Un ritmo rock duro e
incalzante accompagna la corsa disperata di Lilja.
Il paesaggio
è quello urbano, cemento e ringhiere delimitano
la strada che la ragazza percorre, il suo volto è segnato da una
violenza incombente, tumefatto e angosciato...
L'incipit di
Lilja 4-Ever inquadra in
una riuscitissima sintesi drammaturgica l'amara esistenza di
un'adolescente perduta. Non c'è sbocco per la giovane Lilja di Lukas Moodysson,
né in una degradata Unione Sovietica né nella cinica Svezia del
benessere. L'impatto delle prime immagini è diretto ed efficace
e, a livello stilistico (e rispetto all'oppressivo svolgersi del
racconto), quasi esaustivo!
Naqoyqatsi
inizia alla grande, con l'imponente, ipnotica fascinazione con
cui Godfrey Reggio sa coniugare immagini e musica. Palazzi sontuosi
e decadenti scorrono sullo schermo. Le inquadrature, i movimenti
della macchina da presa li descrivono come oggetti "viventi"

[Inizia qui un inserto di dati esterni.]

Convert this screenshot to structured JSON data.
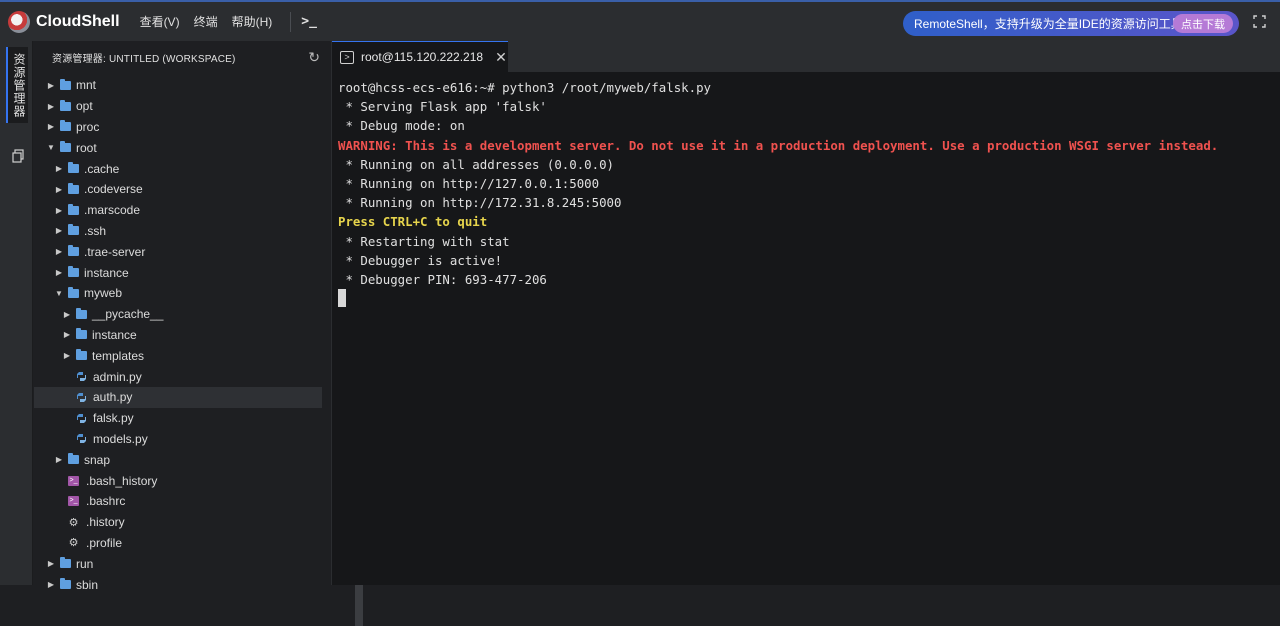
{
  "app": {
    "title": "CloudShell",
    "menu": [
      "查看(V)",
      "终端",
      "帮助(H)"
    ],
    "terminal_shortcut_icon": ">_"
  },
  "promo": {
    "text": "RemoteShell，支持升级为全量IDE的资源访问工具",
    "button": "点击下载"
  },
  "activity": {
    "explorer_label": "资源管理器"
  },
  "explorer": {
    "title": "资源管理器: UNTITLED (WORKSPACE)",
    "tree": [
      {
        "label": "mnt",
        "type": "folder",
        "depth": 0,
        "expanded": false
      },
      {
        "label": "opt",
        "type": "folder",
        "depth": 0,
        "expanded": false
      },
      {
        "label": "proc",
        "type": "folder",
        "depth": 0,
        "expanded": false
      },
      {
        "label": "root",
        "type": "folder",
        "depth": 0,
        "expanded": true
      },
      {
        "label": ".cache",
        "type": "folder",
        "depth": 1,
        "expanded": false
      },
      {
        "label": ".codeverse",
        "type": "folder",
        "depth": 1,
        "expanded": false
      },
      {
        "label": ".marscode",
        "type": "folder",
        "depth": 1,
        "expanded": false
      },
      {
        "label": ".ssh",
        "type": "folder",
        "depth": 1,
        "expanded": false
      },
      {
        "label": ".trae-server",
        "type": "folder",
        "depth": 1,
        "expanded": false
      },
      {
        "label": "instance",
        "type": "folder",
        "depth": 1,
        "expanded": false
      },
      {
        "label": "myweb",
        "type": "folder",
        "depth": 1,
        "expanded": true
      },
      {
        "label": "__pycache__",
        "type": "folder",
        "depth": 2,
        "expanded": false
      },
      {
        "label": "instance",
        "type": "folder",
        "depth": 2,
        "expanded": false
      },
      {
        "label": "templates",
        "type": "folder",
        "depth": 2,
        "expanded": false
      },
      {
        "label": "admin.py",
        "type": "py",
        "depth": 2
      },
      {
        "label": "auth.py",
        "type": "py",
        "depth": 2,
        "selected": true
      },
      {
        "label": "falsk.py",
        "type": "py",
        "depth": 2
      },
      {
        "label": "models.py",
        "type": "py",
        "depth": 2
      },
      {
        "label": "snap",
        "type": "folder",
        "depth": 1,
        "expanded": false
      },
      {
        "label": ".bash_history",
        "type": "sh",
        "depth": 1
      },
      {
        "label": ".bashrc",
        "type": "sh",
        "depth": 1
      },
      {
        "label": ".history",
        "type": "gear",
        "depth": 1
      },
      {
        "label": ".profile",
        "type": "gear",
        "depth": 1
      },
      {
        "label": "run",
        "type": "folder",
        "depth": 0,
        "expanded": false
      },
      {
        "label": "sbin",
        "type": "folder",
        "depth": 0,
        "expanded": false
      }
    ]
  },
  "terminal": {
    "tab_label": "root@115.120.222.218",
    "lines": [
      {
        "text": "root@hcss-ecs-e616:~# python3 /root/myweb/falsk.py",
        "style": "normal"
      },
      {
        "text": " * Serving Flask app 'falsk'",
        "style": "normal"
      },
      {
        "text": " * Debug mode: on",
        "style": "normal"
      },
      {
        "text": "WARNING: This is a development server. Do not use it in a production deployment. Use a production WSGI server instead.",
        "style": "warn"
      },
      {
        "text": " * Running on all addresses (0.0.0.0)",
        "style": "normal"
      },
      {
        "text": " * Running on http://127.0.0.1:5000",
        "style": "normal"
      },
      {
        "text": " * Running on http://172.31.8.245:5000",
        "style": "normal"
      },
      {
        "text": "Press CTRL+C to quit",
        "style": "yellow"
      },
      {
        "text": " * Restarting with stat",
        "style": "normal"
      },
      {
        "text": " * Debugger is active!",
        "style": "normal"
      },
      {
        "text": " * Debugger PIN: 693-477-206",
        "style": "normal"
      }
    ]
  },
  "colors": {
    "accent": "#3574f0",
    "warning": "#f0524f",
    "highlight": "#e6d44c",
    "folder": "#5f9fe0"
  }
}
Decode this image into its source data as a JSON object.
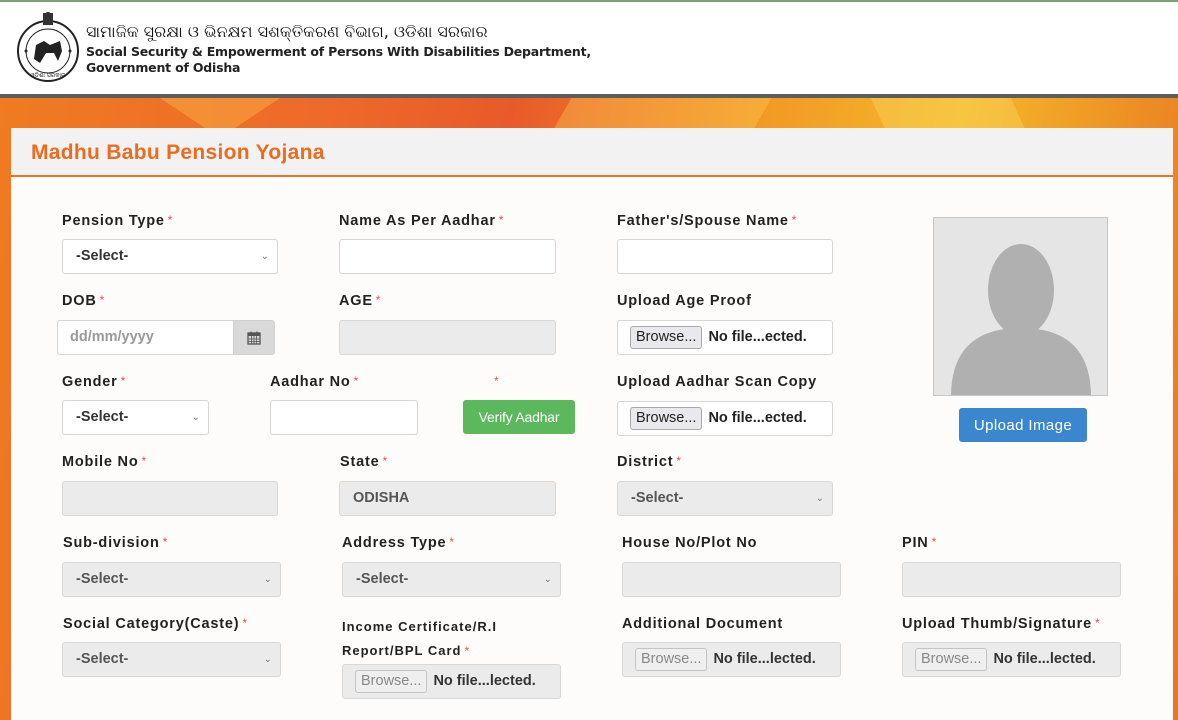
{
  "header": {
    "title_odia": "ସାମାଜିକ ସୁରକ୍ଷା ଓ ଭିନକ୍ଷମ ସଶକ୍ତିକରଣ ବିଭାଗ, ଓଡିଶା ସରକାର",
    "title_en_line1": "Social Security & Empowerment of Persons With Disabilities Department,",
    "title_en_line2": "Government of Odisha",
    "logo_icon": "odisha-government-emblem"
  },
  "form": {
    "title": "Madhu Babu Pension Yojana",
    "required_marker": "*",
    "colors": {
      "title": "#ec6b1f",
      "required": "#d9534f",
      "verify_button": "#5cb85c",
      "upload_button": "#3a87cf"
    },
    "fields": {
      "pension_type": {
        "label": "Pension Type",
        "value": "-Select-",
        "required": true
      },
      "name_as_per_aadhar": {
        "label": "Name As Per Aadhar",
        "value": "",
        "required": true
      },
      "father_spouse_name": {
        "label": "Father's/Spouse Name",
        "value": "",
        "required": true
      },
      "dob": {
        "label": "DOB",
        "placeholder": "dd/mm/yyyy",
        "required": true
      },
      "age": {
        "label": "AGE",
        "value": "",
        "required": true
      },
      "upload_age_proof": {
        "label": "Upload Age Proof",
        "browse": "Browse...",
        "status": "No file...ected."
      },
      "gender": {
        "label": "Gender",
        "value": "-Select-",
        "required": true
      },
      "aadhar_no": {
        "label": "Aadhar No",
        "value": "",
        "required": true
      },
      "upload_aadhar_scan": {
        "label": "Upload Aadhar Scan Copy",
        "browse": "Browse...",
        "status": "No file...ected."
      },
      "mobile_no": {
        "label": "Mobile No",
        "value": "",
        "required": true
      },
      "state": {
        "label": "State",
        "value": "ODISHA",
        "required": true
      },
      "district": {
        "label": "District",
        "value": "-Select-",
        "required": true
      },
      "sub_division": {
        "label": "Sub-division",
        "value": "-Select-",
        "required": true
      },
      "address_type": {
        "label": "Address Type",
        "value": "-Select-",
        "required": true
      },
      "house_no": {
        "label": "House No/Plot No",
        "value": ""
      },
      "pin": {
        "label": "PIN",
        "value": "",
        "required": true
      },
      "social_category": {
        "label": "Social Category(Caste)",
        "value": "-Select-",
        "required": true
      },
      "income_certificate": {
        "label_line1": "Income Certificate/R.I",
        "label_line2": "Report/BPL Card",
        "browse": "Browse...",
        "status": "No file...lected.",
        "required": true
      },
      "additional_document": {
        "label": "Additional Document",
        "browse": "Browse...",
        "status": "No file...lected."
      },
      "thumb_signature": {
        "label": "Upload Thumb/Signature",
        "browse": "Browse...",
        "status": "No file...lected.",
        "required": true
      }
    },
    "buttons": {
      "verify_aadhar": "Verify Aadhar",
      "upload_image": "Upload Image"
    },
    "icons": {
      "calendar": "calendar-icon",
      "chevron": "⌄",
      "avatar_placeholder": "user-silhouette-icon"
    }
  }
}
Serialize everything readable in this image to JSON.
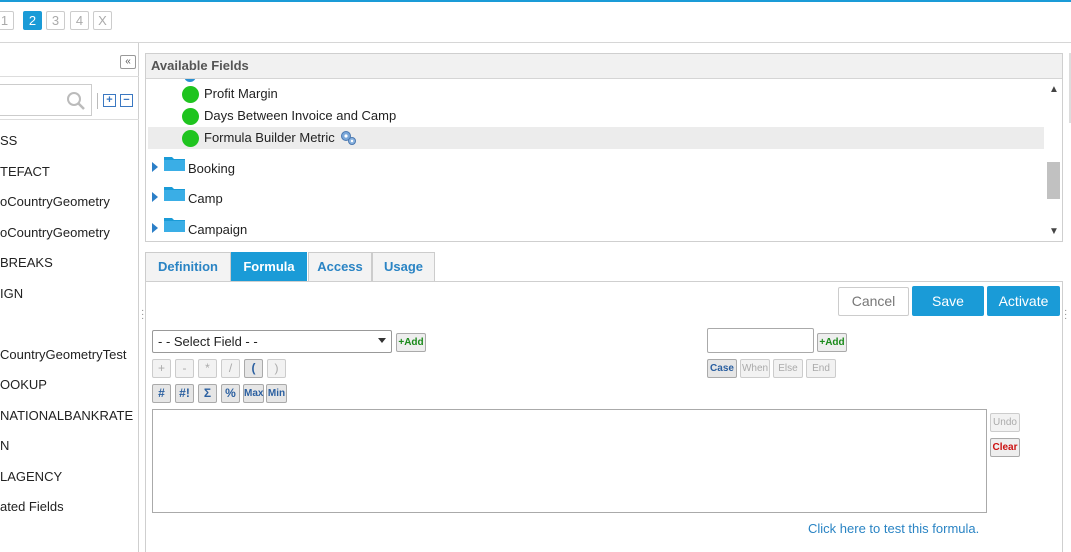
{
  "wizard": {
    "steps": [
      "1",
      "2",
      "3",
      "4"
    ],
    "active_step": "2",
    "close_label": "X"
  },
  "left_panel": {
    "items": [
      "SS",
      "TEFACT",
      "oCountryGeometry",
      "oCountryGeometry",
      "BREAKS",
      "IGN",
      "",
      "CountryGeometryTest",
      "OOKUP",
      "NATIONALBANKRATE",
      "N",
      "LAGENCY",
      "ated Fields"
    ]
  },
  "available_fields": {
    "title": "Available Fields",
    "metrics": [
      "Profit Margin",
      "Days Between Invoice and Camp",
      "Formula Builder Metric"
    ],
    "folders": [
      "Booking",
      "Camp",
      "Campaign"
    ]
  },
  "tabs": [
    "Definition",
    "Formula",
    "Access",
    "Usage"
  ],
  "active_tab": "Formula",
  "actions": {
    "cancel": "Cancel",
    "save": "Save",
    "activate": "Activate"
  },
  "formula": {
    "select_field": "- - Select Field - -",
    "add_label": "+Add",
    "text_value": "",
    "operators": [
      "+",
      "-",
      "*",
      "/",
      "(",
      ")"
    ],
    "functions": [
      "#",
      "#!",
      "Σ",
      "%",
      "Max",
      "Min"
    ],
    "case_buttons": [
      "Case",
      "When",
      "Else",
      "End"
    ],
    "undo": "Undo",
    "clear": "Clear",
    "test_link": "Click here to test this formula."
  },
  "colors": {
    "accent": "#1a9bd7",
    "metric_dot": "#1fc41f",
    "link": "#2a84c4"
  }
}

a cui danno voce un'orchestrazione sonora iperaccelerata, vibrante
di una partitura ossessiva (Philip Glass) in cui fa da padrone
l'appassionato violoncello di Yo-Yo Ma. Immagini e suoni si
accarezzano reciprocamente, si esaltano a vicenda e lo schermo
si inebria di un'insolita compenetrazione mistico-architettonica,
che chiude la trilogia filmico-concertistica
aperta con
Koyaanisqatsi
(1984) e proseguta con Powaqqatsi
(1987). Nel seguito la visione
di Naqoyqatsi non ha lo stesso effetto inebriante e catartico,
ma questi primi minuti valgono, da soli, un'appunto sublime
nel nostro cine-immaginario.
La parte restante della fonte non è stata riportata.